Readers of my Ticket Clippers postings will not be surprised by this latest piece of academic research. A new study by Alain Cohn, Ernst Fehr, and Michel Maréchal from the Department of Economics at the University of Zurich shows that bank employees are in principle not more dishonest than their colleagues in other industries. The findings indicate, however, that the business culture in the banking sector implicitly favors dishonest behavior.
The scientists recruited approximately 200 bank employees, 128 from a large international bank and 80 from other banks. Each person was then randomly assigned to one of two experimental conditions. In the experimental group, the participants were reminded of their occupational role and the associated behavioral norms with appropriate questions. In contrast, the subjects in the control group were reminded of their non-occupational role in their leisure time and the associated norms. Subsequently, all participants completed a task that would allow them to increase their income by up to two hundred US dollars if they behaved dishonestly. The result was that bank employees in the experimental group, where their occupational role in the banking sector was made salient, behaved significantly more dishonestly.
A very similar study was then conducted with employees from various other industries. In this case as well, either the employees’ occupational roles or those associated with leisure time were activated. Unlike the bankers, however, the employees in these other industries were not more dishonest when reminded of their occupational role. “Our results suggest that the social norms in the banking sector tend to be more lenient towards dishonest behavior and thus contribute to the reputational loss in the industry,” says Michel Maréchal, Professor for Experimental Economic Research at the University of Zurich.
Social norms that are implicitly more lenient towards dishonesty are problematic, because the people’s trust in bank employees’ behavior is of great importance for the long-term stability of the financial services industry. Alain Cohn, who recently joined the Booth School of Business at the University of Chicago as a postdoctoral scholar, suggests concrete measures that could counteract the problem: “The banks could encourage honest behavior by changing the industry’s implicit social norms. Several experts and supervisory authorities suggest, for example, that bank employees should take a professional oath, similar to the Hippocratic Oath for physicians.” If an oath like this were supported with a corresponding training program in ethics and appropriate financial incentives, this could lead bank employees to focus more strongly on the long-term, social effects of their behavior instead of concentrating on their own, short-term gains.

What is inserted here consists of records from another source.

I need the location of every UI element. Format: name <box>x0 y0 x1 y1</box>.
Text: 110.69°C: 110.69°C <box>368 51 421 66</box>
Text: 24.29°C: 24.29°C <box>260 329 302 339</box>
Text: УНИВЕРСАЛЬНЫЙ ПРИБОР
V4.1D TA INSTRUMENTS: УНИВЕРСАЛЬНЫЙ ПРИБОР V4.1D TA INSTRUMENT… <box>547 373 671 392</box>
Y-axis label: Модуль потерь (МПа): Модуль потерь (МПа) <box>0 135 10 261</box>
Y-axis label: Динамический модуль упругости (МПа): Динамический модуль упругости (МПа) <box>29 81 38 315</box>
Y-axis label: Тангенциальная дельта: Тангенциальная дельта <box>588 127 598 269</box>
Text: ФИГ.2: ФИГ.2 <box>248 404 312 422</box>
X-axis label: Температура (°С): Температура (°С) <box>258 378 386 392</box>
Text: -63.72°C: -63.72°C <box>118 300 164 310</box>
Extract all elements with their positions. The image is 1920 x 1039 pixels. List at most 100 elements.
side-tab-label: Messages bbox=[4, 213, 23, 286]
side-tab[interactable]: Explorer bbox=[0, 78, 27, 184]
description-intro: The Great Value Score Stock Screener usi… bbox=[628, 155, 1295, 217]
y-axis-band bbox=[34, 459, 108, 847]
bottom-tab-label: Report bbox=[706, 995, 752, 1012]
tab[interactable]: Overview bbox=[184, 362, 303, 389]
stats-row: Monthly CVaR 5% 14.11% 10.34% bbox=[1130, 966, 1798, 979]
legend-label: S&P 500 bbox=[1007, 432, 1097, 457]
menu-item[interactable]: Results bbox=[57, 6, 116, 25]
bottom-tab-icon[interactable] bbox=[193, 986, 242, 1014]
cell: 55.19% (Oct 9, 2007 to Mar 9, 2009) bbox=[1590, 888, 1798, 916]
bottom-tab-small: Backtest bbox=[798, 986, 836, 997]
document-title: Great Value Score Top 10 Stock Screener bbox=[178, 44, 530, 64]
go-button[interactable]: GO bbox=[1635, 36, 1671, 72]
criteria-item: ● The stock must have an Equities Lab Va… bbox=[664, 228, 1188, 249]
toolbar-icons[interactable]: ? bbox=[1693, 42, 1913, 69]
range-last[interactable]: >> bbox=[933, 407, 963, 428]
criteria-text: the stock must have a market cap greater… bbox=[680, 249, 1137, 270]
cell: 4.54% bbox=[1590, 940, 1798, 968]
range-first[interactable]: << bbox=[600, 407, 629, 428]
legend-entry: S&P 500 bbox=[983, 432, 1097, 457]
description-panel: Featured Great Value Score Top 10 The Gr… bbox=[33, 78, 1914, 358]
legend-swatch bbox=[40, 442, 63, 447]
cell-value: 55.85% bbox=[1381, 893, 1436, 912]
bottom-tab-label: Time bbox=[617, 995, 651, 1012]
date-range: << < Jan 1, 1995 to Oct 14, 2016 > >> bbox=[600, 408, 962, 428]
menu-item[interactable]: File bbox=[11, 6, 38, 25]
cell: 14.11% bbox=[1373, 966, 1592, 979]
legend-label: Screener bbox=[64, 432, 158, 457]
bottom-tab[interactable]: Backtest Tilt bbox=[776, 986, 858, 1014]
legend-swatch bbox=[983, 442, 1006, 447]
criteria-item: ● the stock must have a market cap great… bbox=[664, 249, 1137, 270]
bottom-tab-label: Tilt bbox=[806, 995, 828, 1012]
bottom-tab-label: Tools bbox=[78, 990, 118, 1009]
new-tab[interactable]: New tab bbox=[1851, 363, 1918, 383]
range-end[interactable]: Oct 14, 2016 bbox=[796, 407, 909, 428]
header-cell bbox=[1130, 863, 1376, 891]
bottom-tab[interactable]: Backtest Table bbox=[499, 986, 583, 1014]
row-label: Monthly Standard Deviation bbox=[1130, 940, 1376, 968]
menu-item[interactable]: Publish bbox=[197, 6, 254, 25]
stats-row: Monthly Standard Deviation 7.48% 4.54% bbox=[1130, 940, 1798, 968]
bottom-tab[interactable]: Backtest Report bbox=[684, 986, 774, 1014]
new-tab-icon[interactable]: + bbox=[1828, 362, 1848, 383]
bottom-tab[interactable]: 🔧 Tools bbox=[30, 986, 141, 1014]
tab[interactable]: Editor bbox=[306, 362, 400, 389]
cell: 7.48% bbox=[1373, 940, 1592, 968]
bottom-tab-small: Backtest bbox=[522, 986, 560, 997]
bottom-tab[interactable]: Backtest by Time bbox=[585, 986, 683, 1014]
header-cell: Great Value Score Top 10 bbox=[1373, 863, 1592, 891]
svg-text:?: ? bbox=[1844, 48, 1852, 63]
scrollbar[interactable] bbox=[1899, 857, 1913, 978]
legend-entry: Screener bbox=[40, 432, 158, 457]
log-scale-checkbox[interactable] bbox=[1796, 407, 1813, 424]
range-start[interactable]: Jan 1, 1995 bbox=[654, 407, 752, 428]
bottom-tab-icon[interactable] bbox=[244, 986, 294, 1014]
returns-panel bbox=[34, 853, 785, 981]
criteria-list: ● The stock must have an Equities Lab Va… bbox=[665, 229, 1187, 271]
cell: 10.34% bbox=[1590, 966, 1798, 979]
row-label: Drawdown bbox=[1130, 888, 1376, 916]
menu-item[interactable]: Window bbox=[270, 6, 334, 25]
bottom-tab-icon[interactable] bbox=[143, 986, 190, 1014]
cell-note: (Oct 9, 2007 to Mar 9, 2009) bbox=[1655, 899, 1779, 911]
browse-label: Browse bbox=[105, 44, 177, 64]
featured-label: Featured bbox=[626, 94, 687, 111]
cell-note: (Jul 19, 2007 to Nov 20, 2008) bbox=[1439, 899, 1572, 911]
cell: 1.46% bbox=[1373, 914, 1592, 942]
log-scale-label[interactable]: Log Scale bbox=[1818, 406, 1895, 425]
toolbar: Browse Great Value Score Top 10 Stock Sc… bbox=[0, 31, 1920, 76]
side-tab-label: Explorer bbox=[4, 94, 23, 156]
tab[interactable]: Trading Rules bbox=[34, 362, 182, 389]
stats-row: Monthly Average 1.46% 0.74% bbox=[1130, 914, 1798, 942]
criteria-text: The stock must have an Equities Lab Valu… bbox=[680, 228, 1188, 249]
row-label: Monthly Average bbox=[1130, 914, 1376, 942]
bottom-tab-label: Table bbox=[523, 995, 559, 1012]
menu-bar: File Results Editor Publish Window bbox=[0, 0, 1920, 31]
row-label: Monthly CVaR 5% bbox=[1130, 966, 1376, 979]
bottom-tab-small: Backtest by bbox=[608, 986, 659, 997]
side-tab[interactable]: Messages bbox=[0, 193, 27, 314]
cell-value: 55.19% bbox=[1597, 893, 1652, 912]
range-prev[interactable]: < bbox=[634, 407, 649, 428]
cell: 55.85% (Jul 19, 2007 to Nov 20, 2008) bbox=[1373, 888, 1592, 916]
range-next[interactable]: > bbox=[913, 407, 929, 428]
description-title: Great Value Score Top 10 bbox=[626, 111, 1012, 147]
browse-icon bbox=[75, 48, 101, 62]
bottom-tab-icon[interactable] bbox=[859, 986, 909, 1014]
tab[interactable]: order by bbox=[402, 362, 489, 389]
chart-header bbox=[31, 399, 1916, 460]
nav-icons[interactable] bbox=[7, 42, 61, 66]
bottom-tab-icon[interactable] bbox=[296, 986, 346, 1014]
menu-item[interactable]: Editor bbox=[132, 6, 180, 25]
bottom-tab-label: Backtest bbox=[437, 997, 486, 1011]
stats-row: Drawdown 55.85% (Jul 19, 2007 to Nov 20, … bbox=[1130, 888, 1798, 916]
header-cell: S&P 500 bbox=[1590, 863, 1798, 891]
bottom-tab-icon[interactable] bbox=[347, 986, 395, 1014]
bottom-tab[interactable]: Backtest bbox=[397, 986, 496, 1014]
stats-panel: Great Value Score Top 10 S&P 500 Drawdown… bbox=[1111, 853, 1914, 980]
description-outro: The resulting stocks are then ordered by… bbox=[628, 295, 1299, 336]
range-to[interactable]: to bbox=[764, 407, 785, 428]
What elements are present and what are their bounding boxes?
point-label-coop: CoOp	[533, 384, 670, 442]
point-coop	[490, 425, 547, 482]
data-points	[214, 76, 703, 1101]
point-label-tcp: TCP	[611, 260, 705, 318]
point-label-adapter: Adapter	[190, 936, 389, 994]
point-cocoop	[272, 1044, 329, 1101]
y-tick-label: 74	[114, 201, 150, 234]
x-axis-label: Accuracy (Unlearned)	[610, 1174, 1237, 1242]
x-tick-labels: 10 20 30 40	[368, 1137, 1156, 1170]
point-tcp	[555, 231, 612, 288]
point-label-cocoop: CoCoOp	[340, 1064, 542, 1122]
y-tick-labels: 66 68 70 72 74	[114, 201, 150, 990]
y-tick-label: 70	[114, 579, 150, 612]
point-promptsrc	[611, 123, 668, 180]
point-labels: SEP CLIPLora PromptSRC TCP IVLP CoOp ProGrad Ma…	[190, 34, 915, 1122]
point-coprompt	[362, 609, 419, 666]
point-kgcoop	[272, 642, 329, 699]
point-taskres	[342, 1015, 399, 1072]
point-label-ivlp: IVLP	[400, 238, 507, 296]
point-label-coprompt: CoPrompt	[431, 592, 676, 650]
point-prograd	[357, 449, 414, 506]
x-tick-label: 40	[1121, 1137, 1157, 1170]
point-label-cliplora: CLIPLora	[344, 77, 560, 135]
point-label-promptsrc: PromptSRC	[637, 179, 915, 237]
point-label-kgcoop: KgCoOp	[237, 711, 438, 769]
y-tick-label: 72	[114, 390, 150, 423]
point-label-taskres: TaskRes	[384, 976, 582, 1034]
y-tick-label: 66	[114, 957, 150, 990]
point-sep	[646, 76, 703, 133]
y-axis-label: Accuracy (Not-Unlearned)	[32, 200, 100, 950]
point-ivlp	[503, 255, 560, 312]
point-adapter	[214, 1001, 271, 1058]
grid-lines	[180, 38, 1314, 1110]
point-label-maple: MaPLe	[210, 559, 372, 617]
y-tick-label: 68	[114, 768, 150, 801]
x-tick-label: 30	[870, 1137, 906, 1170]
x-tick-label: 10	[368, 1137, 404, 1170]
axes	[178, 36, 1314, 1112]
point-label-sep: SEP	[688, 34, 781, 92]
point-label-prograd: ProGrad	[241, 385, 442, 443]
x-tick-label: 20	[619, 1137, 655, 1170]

Trust in others’ honesty is a key component of the long-term performance of firms, industries, and even whole countries1. However, in recent years, numerous scandals involving fraud have undermined confidence in the financial industry. Contemporary commentators have attributed these scandals to the financial sector’s business culture but no scientific evidence supports this claim. Here we show that employees of a large, international bank behave, on average, honestly in a control condition. However, when their professional identity as bank employees is rendered salient, a significant proportion of them become dishonest. This effect is specific to bank employees because control experiments with employees from other industries and with students show that they do not become more dishonest when their professional identity or bank-related items are rendered salient. Our results thus suggest that the prevailing business culture in the banking industry weakens and undermines the honesty norm, implying that measures to re-establish an honest culture are very important.